Over the past year, I’ve been tracking a question that began with a simple observation: Artificial intelligence isn’t only code or computation, but it’s infrastructure. It eats electricity and water. It sits on land. It reshapes local economies and local ecologies. It arrives through planning commissions and energy grids rather than through philosophical conference rooms.
That observation was the starting point of my November 2025 piece, “Artificial Intelligence at the Crossroads of Science, Ethics, and Spirituality.” In that first essay, I tried to draw out the scale of the stakes from the often-invisible material costs of AI, the ethical lacunae in policy debates, and the deep metaphysical questions we’re forced to confront when we start to think about artificial “intelligence” not as an abstraction but as an embodied presence in our world. If you haven’t read it yet, I would recommend it first as it provides the grounding that makes the new essay more than just a sequel.

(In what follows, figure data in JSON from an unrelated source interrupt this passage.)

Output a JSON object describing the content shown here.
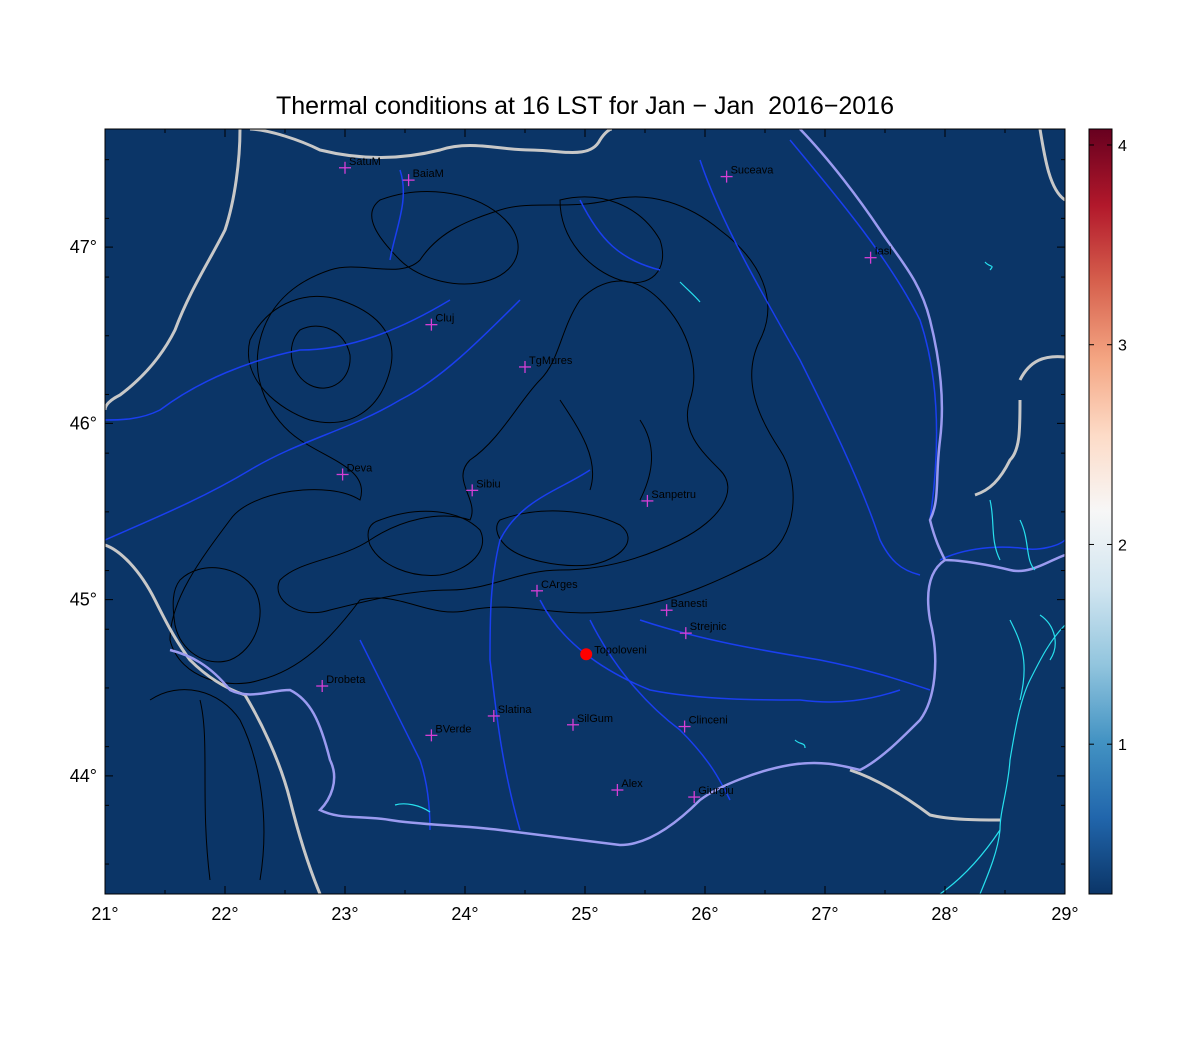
{
  "title": "Thermal conditions at 16 LST for Jan − Jan  2016−2016",
  "map": {
    "lon_range": [
      21,
      29
    ],
    "lat_range": [
      43.33,
      47.67
    ],
    "lon_ticks": [
      {
        "value": 21,
        "label": "21°"
      },
      {
        "value": 22,
        "label": "22°"
      },
      {
        "value": 23,
        "label": "23°"
      },
      {
        "value": 24,
        "label": "24°"
      },
      {
        "value": 25,
        "label": "25°"
      },
      {
        "value": 26,
        "label": "26°"
      },
      {
        "value": 27,
        "label": "27°"
      },
      {
        "value": 28,
        "label": "28°"
      },
      {
        "value": 29,
        "label": "29°"
      }
    ],
    "lat_ticks": [
      {
        "value": 44,
        "label": "44°"
      },
      {
        "value": 45,
        "label": "45°"
      },
      {
        "value": 46,
        "label": "46°"
      },
      {
        "value": 47,
        "label": "47°"
      }
    ],
    "background_color": "#0b3567",
    "border_color": "#c8c8c8",
    "river_color": "#1a3ff0",
    "contour_color": "#000000",
    "coast_color": "#27e0ee",
    "stations_color": "#d63fd6",
    "highlight_color": "#ff0000",
    "stations": [
      {
        "name": "SatuM",
        "lon": 23.0,
        "lat": 47.45
      },
      {
        "name": "BaiaM",
        "lon": 23.53,
        "lat": 47.38
      },
      {
        "name": "Suceava",
        "lon": 26.18,
        "lat": 47.4
      },
      {
        "name": "Iasi",
        "lon": 27.38,
        "lat": 46.94
      },
      {
        "name": "Cluj",
        "lon": 23.72,
        "lat": 46.56
      },
      {
        "name": "TgMures",
        "lon": 24.5,
        "lat": 46.32
      },
      {
        "name": "Deva",
        "lon": 22.98,
        "lat": 45.71
      },
      {
        "name": "Sibiu",
        "lon": 24.06,
        "lat": 45.62
      },
      {
        "name": "Sanpetru",
        "lon": 25.52,
        "lat": 45.56
      },
      {
        "name": "CArges",
        "lon": 24.6,
        "lat": 45.05
      },
      {
        "name": "Banesti",
        "lon": 25.68,
        "lat": 44.94
      },
      {
        "name": "Strejnic",
        "lon": 25.84,
        "lat": 44.81
      },
      {
        "name": "Drobeta",
        "lon": 22.81,
        "lat": 44.51
      },
      {
        "name": "Slatina",
        "lon": 24.24,
        "lat": 44.34
      },
      {
        "name": "SilGum",
        "lon": 24.9,
        "lat": 44.29
      },
      {
        "name": "Clinceni",
        "lon": 25.83,
        "lat": 44.28
      },
      {
        "name": "BVerde",
        "lon": 23.72,
        "lat": 44.23
      },
      {
        "name": "Alex",
        "lon": 25.27,
        "lat": 43.92
      },
      {
        "name": "Giurgiu",
        "lon": 25.91,
        "lat": 43.88
      }
    ],
    "highlight": {
      "name": "Topoloveni",
      "lon": 25.01,
      "lat": 44.69
    }
  },
  "colorbar": {
    "min": 0.25,
    "max": 4.08,
    "ticks": [
      {
        "value": 1,
        "label": "1"
      },
      {
        "value": 2,
        "label": "2"
      },
      {
        "value": 3,
        "label": "3"
      },
      {
        "value": 4,
        "label": "4"
      }
    ],
    "colors": [
      "#0b3567",
      "#2166ac",
      "#4393c3",
      "#92c5de",
      "#d1e5f0",
      "#f7f7f7",
      "#fddbc7",
      "#f4a582",
      "#d6604d",
      "#b2182b",
      "#67001f"
    ]
  }
}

Here’s the extended follow-up titled “After the Crossroads: Artificial Intelligence, Place-Based Ethics, and the Slow Work of Moral Discernment.” This piece expands the argument in several directions, and, I hope, deepens it.
If the first piece asked “What is AI doing here?”, this new essay asks “How do we respond, ethically and spiritually, when AI is no longer just a future possibility but a present reality?”
A few key parts:
1. From Abstraction to Emplacement
AI isn’t floating in the cloud, but it’s rooted in specific places with particular water tables, zoning laws, and bodies of people. Understanding AI ethically means understanding how it enters lived space, not just conceptual space.
2. Infrastructure as Moral Problem
The paper foregrounds the material aspects of AI, including data centers, energy grids, and water use, and treats these not as technical issues but as moral and ecological issues that call for ethical attention and political engagement.
3. A Theological Perspective on Governance
Drawing on ecological theology, liberation theology, and phenomenology, the essay reframes governance not as bureaucracy but as a moral practice. Decisions about land use, utilities, and community welfare become questions of justice, care, and collective responsibility.
4. Faith Communities as Ethical Agents
One of my central claims is that faith communities, including churches, are uniquely positioned to foster the moral formation necessary for ethical engagement with AI. These are communities in which practices of attention, patience, deliberation, and shared responsibility are cultivated through the ordinary rhythms of life (ideally).
This perspective is neither technophobic nor naïvely optimistic about innovation. It insists that ethical engagement with AI must be slow, embodied, and rooted in particular communities, not divorced into abstract principles.
Why This Matters Now
AI is no longer on the horizon. Its infrastructure is being built today, in places like ours (especially here in the Carolinas), with very material ecological footprints. These developments raise moral questions not only about algorithmic bias or job displacement, important as those topics are, but also about water tables, electrical grids, local economies, and democratic agency.
Those are questions not just for experts, but for communities, congregations, local governments, and engaged citizens.
This essay is written for anyone who wants to take those questions seriously without losing their grip on complexity, such as people of faith, people of conscience, and anyone concerned with how technology shapes places and lives.
I’m also planning shorter, reader-friendly versions of key sections, including one you can share with your congregation or community group.
We’re living in a time when theological attention and civic care overlap in real places, and it matters how we show up.
Abstract
This essay extends my earlier analysis of artificial intelligence (AI) as a convergence of science, ethics, and spirituality by deliberately turning toward questions of place, local governance, and moral formation. While much contemporary discourse on AI remains abstract or global in scale, the material realities of AI infrastructure increasingly manifest at the local level through data centers, energy demands, water use, zoning decisions, and environmental impacts. Drawing on ecological theology, phenomenology, and political theology, this essay argues that meaningful ethical engagement with AI requires slowing technological decision-making, recentering embodied and communal discernment, and reclaiming local democratic and spiritual practices as sites of moral agency. Rather than framing AI as either salvific or catastrophic, I propose understanding AI as a mirror that amplifies existing patterns of extraction, care, and neglect. The essay concludes by suggesting that faith communities and local institutions play a crucial, underexplored role in shaping AI’s trajectory through practices of attentiveness, accountability, and place-based moral reasoning.